Icebox & Spencer Wood: a difference maker at the University of Illinois
The following article is an excerpt from the Central Illinois’ #1 news source, the Illinois Herald & Review and an article written by H&R’s Executive Sports Editor, Mark Tupper…
CHAMPAIGN – It was already turning into a frustrating basketball season, the kind that can make an Illini head coach grow grumpy and old.
No, not men’s coach Bruce Weber.
We’re talking about first-year Illini women’s coach Jolette Law.
It was January and Law, who arrived in May after 12years as an assistant at Rutgers, was running headlong into the first-year blues.

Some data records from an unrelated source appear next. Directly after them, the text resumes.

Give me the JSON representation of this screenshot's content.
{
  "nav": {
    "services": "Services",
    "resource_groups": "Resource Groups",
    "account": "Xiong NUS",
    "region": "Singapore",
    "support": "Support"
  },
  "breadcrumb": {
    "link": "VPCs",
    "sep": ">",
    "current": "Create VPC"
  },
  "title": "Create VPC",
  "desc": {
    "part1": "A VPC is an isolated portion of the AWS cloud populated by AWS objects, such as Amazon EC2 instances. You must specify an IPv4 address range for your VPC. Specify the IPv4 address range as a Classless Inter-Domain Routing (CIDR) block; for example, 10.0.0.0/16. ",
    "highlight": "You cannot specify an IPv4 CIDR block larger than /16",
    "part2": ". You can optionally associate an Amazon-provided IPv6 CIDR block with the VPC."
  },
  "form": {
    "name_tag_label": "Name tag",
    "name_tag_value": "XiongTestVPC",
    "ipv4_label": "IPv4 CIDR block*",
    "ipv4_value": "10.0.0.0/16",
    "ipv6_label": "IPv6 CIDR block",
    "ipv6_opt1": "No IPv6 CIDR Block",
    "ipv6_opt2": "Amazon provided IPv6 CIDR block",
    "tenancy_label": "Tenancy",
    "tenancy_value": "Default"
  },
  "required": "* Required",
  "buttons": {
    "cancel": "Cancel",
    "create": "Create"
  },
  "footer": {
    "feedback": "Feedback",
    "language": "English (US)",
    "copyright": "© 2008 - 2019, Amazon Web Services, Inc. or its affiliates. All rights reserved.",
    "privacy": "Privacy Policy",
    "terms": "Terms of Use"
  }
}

She was trying to revitalize the Illini program, and that meant instituting changes. Changes in practice habits. Changes in game styles. Changes in expectations.
Players were resisting, and the team was falling into the habit of losing close games.
The Illini women’s team was at a crossroads, and now, as Illinois prepares to play Marquette in its second Women’s NIT game tonight in Milwaukee, Law can look back at two influences that turned the season around.
One was a relationship she sought with Illini football coach Ron Zook.
The other was an outsider she brought in to speak about mental skills. A planned three-hour session turned into an eight-hour confessional in which players and coaches alike agreed it was finally time “to throw out the garbage,” Law said Tuesday.
One of the first things Law did when taking over the program was to encourage her players to support other athletic teams on campus. They attended football and volleyball games. Law talked with Weber, and the women supported the men’s basketball team.
But because Zook had come in and faced similar challenges, and because she saw Zook making substantial progress with the Illini football team, she struck up a special relationship with him.
They talked. They swapped text messages. They pledged mutual support.
“He’s the one I patterned my program after,” Law said. “He’s been my mentor all year. I’ve picked his brain and I can only hope to get the women’s basketball program going in that direction.”
One of their conversations was about changing the culture within a sports program. Zook had to do it with the football program, altering expectations, beliefs and work habits. And, of course, he upgraded with better athletes.
When Law encountered resistance within her program,she called Zook for advice.
“I was just trying to change the culture and get the ladies to believe we could win,” Law said. “I was trying to get them used to my practices, which are very intense. There’s a lot of running, conditioning and drill work, and they weren’t used to that. In the beginning, they resisted.
“Coach Zook told me to keep doing what you do. Remain who you are. It’s a process. Do not change who you are. If they want to do it the right way, they will change. That’s a decision I made early on, and I found out a lot about some of our ladies.”
She found out that not everyone would buy into her plan. Danyel Crutcher, a senior power forward and the team’s No. 2 scorer, was among those fighting the changes.She left the team before a Jan. 27 loss at Purdue – Illinois’ sixth loss in seven games.
Coincidentally, Law had hired Spencer Wood, who runs a company called Icebox, which specializes in mental skills training and psychology techniques for athletes.
Wood arrived to meet with the Illini team, and the meeting stretched for eight hours, during which, “we didn’t talk about mental skills. We talked about what was happening internally,” Law said.
“We had a heart-to-heart, a very deep meeting. Once the meeting was over, we decided to take the garbage out and start over new. And from that point on, we started to bond and be one … the total team.”
The next day, the Illini upset 19th-ranked Ohio State. It started the team toward establishing better habits, and the Illini go into tonight’s game having won five of their last six, including an NIT victory over Drake on Monday.
Zook even came to speak to the women’s team, and Law said the players were impressed that a coach who had taken the Illini to the Rose Bowl would have interest in them.
“He told them I knew what I was talking about, andif they’d let their coaches take them, it can be done. They embraced what he said and listened. It’s always good to hear it from someone else,” Law said.
On Tuesday, as Zook spoke to the media about the start of spring football practice, Law dropped by to talk about her team’s game against Marquette.
“She should have been up here first,” Zook said. “She’s the winner.”
Law said there’s a lot of winning that must take place before the public rediscovers Illini women’s basketball again.
“When I’m at Wal-Mart or at church, I tell people,`Please come and support our program.’ But you have to win. Everyone loves a winner.”
The fans are returning to Memorial Stadium because Ron Zook has given them a winner.
Perhaps Law is just beginning to enjoy a similar turnaround.